On the other hand, removing the flattening filter increases photon fluence, which is the main cause of the observed higher dose per history for FFF beams, which is about four times for 10 MV Varian Clinac iX. These results are in agreement with literature. In 2006, Vassiliev et al. showed in an experimental study that removing the flattening filter from a clinical linear accelerator (Varian Clinac 21EX) significantly increase the dose rate—by approximately 2.3 times for 6 MV and 5.5 times for 18 MV—compared to conventional flattened beams [
27]. These results were supported and confirmed by another Monte Carlo study that was performed by the same research group [
26]. Also, a recent Monte Carlo study in 2025 showed an increase in dose rate after removing the flattening filter [
1]. These studies confirm that removal of the flattening filter substantially increases photon fluence and dose rate, supporting the results observed in this work.
4. Conclusions
This study successfully developed and validated a Monte Carlo model of the Varian Clinac iX 10 MV linear accelerator, covering both FF and FFF modes across a broad range of small and large field sizes.
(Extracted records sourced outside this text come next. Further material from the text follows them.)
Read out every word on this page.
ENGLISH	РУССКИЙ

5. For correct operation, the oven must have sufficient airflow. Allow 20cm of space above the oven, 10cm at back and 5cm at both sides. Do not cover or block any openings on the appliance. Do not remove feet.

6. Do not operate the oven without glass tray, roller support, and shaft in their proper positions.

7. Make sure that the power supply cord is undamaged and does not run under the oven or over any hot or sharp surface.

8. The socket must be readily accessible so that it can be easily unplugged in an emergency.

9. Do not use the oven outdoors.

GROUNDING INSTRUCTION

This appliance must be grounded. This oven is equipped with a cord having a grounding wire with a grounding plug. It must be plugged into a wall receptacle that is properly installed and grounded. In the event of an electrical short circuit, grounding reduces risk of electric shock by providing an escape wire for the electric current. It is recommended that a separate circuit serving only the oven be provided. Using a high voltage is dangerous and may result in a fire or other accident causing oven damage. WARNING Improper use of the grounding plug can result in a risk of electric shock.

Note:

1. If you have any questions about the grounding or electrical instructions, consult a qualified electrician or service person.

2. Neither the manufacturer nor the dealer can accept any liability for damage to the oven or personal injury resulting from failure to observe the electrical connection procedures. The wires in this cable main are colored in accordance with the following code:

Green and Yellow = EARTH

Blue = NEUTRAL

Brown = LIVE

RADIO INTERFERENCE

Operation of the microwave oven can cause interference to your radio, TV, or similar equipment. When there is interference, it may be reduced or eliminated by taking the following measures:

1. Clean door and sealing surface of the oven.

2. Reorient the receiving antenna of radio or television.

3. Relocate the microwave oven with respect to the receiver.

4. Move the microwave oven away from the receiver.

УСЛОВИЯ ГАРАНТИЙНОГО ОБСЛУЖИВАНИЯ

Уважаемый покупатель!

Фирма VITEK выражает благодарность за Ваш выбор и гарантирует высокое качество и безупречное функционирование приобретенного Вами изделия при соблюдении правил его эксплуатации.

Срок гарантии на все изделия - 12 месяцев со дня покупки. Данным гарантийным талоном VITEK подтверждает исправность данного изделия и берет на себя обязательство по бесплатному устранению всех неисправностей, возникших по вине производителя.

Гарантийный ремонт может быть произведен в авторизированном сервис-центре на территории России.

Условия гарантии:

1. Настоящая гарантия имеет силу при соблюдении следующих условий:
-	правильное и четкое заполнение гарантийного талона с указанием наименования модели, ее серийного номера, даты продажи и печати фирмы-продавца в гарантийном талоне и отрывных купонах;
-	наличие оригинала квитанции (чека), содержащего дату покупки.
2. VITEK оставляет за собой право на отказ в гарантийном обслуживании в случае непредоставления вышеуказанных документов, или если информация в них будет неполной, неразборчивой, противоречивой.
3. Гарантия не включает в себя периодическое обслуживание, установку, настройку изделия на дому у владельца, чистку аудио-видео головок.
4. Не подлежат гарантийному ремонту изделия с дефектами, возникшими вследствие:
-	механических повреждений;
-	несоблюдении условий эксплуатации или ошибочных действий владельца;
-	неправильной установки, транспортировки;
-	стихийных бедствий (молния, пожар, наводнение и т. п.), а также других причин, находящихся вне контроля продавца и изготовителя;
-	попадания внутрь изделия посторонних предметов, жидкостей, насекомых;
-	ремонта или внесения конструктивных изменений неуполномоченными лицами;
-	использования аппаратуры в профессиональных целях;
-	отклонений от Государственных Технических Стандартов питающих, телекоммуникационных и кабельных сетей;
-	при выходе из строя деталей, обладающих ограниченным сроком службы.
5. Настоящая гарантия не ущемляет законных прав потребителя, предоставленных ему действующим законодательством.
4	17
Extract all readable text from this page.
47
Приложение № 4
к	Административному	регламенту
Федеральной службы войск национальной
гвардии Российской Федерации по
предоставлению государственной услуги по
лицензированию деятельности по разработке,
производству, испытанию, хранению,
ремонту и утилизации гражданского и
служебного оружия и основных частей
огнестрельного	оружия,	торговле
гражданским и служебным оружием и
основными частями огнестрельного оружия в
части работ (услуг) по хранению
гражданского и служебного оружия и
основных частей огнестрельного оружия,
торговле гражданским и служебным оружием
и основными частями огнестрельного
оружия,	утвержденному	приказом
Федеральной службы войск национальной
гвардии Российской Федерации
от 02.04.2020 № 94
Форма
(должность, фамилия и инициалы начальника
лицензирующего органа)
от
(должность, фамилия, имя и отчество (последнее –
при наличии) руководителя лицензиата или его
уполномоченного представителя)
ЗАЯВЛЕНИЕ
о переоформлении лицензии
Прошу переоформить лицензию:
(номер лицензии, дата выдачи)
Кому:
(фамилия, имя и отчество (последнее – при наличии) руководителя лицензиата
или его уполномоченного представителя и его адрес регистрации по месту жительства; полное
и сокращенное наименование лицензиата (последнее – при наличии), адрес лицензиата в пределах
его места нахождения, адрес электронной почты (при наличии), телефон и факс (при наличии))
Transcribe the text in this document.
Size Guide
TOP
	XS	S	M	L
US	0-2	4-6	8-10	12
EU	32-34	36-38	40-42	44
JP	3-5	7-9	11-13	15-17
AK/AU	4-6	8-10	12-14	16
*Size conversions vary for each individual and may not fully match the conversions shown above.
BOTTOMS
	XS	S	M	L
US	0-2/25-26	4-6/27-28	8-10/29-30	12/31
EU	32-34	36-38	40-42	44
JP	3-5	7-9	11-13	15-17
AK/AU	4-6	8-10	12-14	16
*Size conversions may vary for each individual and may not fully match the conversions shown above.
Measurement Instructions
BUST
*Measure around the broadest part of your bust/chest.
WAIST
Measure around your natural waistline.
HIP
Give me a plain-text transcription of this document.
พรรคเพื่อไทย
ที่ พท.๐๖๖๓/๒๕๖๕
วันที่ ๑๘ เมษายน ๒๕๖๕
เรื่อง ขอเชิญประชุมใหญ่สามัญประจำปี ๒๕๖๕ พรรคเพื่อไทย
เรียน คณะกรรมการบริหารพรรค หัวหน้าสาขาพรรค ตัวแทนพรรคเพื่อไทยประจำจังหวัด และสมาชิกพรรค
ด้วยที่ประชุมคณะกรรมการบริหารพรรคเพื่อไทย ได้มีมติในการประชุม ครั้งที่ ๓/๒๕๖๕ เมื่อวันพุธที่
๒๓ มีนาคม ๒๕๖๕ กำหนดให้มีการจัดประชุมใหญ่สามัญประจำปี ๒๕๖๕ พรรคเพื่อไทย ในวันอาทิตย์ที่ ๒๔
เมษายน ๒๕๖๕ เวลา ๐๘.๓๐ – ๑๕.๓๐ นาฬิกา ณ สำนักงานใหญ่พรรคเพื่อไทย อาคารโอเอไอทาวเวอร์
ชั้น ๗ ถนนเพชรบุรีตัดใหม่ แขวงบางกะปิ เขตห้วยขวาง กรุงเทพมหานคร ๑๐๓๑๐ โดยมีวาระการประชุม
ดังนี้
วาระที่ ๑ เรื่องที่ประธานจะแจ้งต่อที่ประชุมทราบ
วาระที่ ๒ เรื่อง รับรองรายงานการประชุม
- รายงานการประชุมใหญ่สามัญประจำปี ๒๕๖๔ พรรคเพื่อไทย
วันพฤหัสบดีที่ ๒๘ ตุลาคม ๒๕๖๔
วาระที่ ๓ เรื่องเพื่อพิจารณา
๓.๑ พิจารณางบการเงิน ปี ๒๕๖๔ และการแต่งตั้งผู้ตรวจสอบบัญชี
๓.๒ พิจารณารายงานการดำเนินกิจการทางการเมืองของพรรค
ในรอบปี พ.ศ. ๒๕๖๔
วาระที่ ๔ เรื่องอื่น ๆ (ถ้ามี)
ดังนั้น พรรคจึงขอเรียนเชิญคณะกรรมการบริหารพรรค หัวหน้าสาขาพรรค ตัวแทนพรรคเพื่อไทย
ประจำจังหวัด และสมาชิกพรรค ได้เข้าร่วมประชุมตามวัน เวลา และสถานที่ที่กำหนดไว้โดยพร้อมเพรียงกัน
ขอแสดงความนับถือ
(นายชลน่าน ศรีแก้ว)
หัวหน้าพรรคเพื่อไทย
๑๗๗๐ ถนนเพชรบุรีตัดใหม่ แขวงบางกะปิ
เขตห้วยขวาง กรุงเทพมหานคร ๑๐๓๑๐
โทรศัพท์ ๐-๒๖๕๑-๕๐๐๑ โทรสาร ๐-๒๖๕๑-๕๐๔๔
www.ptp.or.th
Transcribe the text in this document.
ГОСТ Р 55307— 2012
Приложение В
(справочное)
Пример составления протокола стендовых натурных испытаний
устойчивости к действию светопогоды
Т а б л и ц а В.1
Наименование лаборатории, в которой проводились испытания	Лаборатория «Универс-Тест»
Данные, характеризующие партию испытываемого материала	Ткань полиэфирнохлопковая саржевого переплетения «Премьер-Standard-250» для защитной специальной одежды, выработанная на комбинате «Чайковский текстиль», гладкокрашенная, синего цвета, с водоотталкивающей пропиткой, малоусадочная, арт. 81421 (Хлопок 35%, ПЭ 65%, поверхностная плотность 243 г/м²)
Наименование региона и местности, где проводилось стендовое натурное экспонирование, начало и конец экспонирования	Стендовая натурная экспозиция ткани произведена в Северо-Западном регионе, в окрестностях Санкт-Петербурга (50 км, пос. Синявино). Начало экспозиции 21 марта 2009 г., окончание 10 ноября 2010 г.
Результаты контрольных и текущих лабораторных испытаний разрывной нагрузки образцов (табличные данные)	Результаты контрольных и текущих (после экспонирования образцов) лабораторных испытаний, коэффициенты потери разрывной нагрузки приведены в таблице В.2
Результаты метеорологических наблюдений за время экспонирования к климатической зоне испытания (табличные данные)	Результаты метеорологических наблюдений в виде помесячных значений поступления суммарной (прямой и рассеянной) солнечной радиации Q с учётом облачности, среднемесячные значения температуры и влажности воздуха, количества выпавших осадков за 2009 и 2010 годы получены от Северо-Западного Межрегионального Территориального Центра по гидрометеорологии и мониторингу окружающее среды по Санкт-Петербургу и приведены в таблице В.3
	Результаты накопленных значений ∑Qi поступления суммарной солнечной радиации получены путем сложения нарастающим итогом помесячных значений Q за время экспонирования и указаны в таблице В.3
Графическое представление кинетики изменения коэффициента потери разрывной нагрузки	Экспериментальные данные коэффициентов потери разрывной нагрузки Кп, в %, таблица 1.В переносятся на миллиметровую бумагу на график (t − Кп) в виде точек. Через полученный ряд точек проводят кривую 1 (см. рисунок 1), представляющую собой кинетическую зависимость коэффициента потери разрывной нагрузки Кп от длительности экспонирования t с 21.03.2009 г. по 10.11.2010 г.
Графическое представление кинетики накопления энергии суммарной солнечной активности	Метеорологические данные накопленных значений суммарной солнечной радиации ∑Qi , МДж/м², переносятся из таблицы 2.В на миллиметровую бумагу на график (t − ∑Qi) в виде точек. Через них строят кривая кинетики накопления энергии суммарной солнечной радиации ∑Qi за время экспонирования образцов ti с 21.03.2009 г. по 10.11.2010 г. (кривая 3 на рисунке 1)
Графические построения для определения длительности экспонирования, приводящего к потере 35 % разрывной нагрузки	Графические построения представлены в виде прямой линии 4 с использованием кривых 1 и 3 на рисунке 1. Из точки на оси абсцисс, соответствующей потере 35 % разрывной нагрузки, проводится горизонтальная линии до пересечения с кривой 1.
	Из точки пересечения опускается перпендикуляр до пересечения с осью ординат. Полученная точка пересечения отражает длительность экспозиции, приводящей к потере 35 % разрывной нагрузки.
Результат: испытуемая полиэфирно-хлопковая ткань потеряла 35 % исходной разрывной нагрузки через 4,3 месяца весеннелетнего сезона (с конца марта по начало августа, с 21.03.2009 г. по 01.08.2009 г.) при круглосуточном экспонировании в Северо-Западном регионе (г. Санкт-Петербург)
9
The acquired data demonstrated that the PDD curves were significantly impacted by the energy of the incident electrons. The PDD curves were insensitive to the FWHM of the electron beam. The lateral dose profile curves were significantly influenced by the original electron beam width FWHM. The lateral profile was not greatly affected by the electron beam’s angular spread.
Optimization of electron beam parameters resulted in highly accurate dose calculations. This is a critical step for precise radiotherapy treatment planning. While the current validation is comprehensive for standard fields, future work should focus on extending the model’s application to more complex clinical scenarios, such as simulations involving computational phantoms or patient-specific data. This validated model provides a solid foundation for improving treatment accuracy and patient safety, ultimately supporting enhanced clinical outcomes for advanced radiotherapy techniques.
Using Monte Carlo simulations, head scatter and out-of-field dose, which are influenced by the presence or absence of a flattening filter, can be assessed and evaluated. These kinds of radiation are greatly impacted by linac head components and beam configuration. Thus, precise estimation of all doses will improve treatment safety and precision.
With the use of an accurate full head MC model, researchers can precisely evaluate different and advanced radiation treatments to balance tumor control and the risk of developing secondary cancer.